January ye 1st, 1774. Dear Madam,—I was very glad to hear that my pretty little friend got safe to you. I dare say the holidays will pass with her and her brother and sister in all the gayety and jolly mirth which belong’d to them in former times. When our maccaronic beaux and cotterie dames go into the country to pass the Christmas holydays, I have no great opinion of the festivity and joy of the party. Mirth belongs to youth and innocence. When the World was young and innocent, its laugh was hearty, and its mirth sincere, and festivals were gay. Old Father Christmas must now be content to gambol in the nursery; but such is the force of custom, that many persons go at this dreary season to their dreary mansions to keep their Christmas, who will not laugh till they return to London.

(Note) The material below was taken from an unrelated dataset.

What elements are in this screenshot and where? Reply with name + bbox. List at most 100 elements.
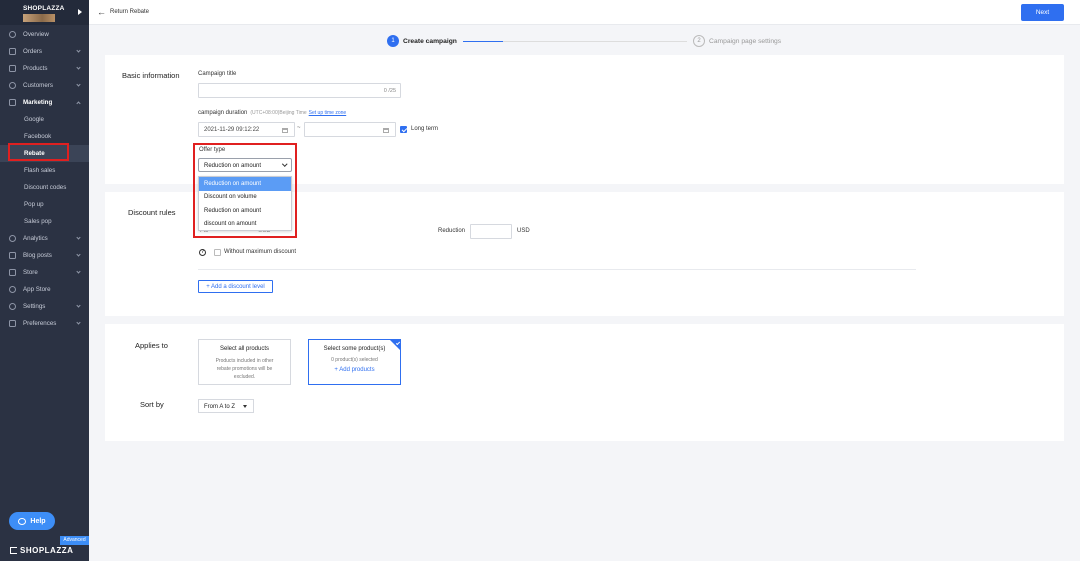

“... I think the fish will come safest by my neice, as it will escape being rummaged by the custom-house officers, who will be apt to suspect it has a pudding of Brussels lace in it. I thank you for two pound more of excellent tea. I think it full as good as that which costs me 16s. a pound.... My pretty neice is so good-humoured: she is never troublesome. She is a mighty orderly person, folds up her things very nicely. She will be both a notable housewife and a good-humoured woman, and therefore will make an excellent wife. Happy will be the man to whose lot she will fall. It is very rarely that one sees these characters meet. A good housewife is generally an anxious, peevish thing; and a good-humoured woman is too often careless and unmindful of her family. As she is your daughter, I do not wonder at her uniting perfections that are but rarely united. My brother William was a favourite of my mother’s, and she certainly made his whole christening suit of that part of her linnen which is supposed to derive matrimonial blessings on the son. For what mother’s darling my neice is reserved I do not know, but I hope one who will deserve her.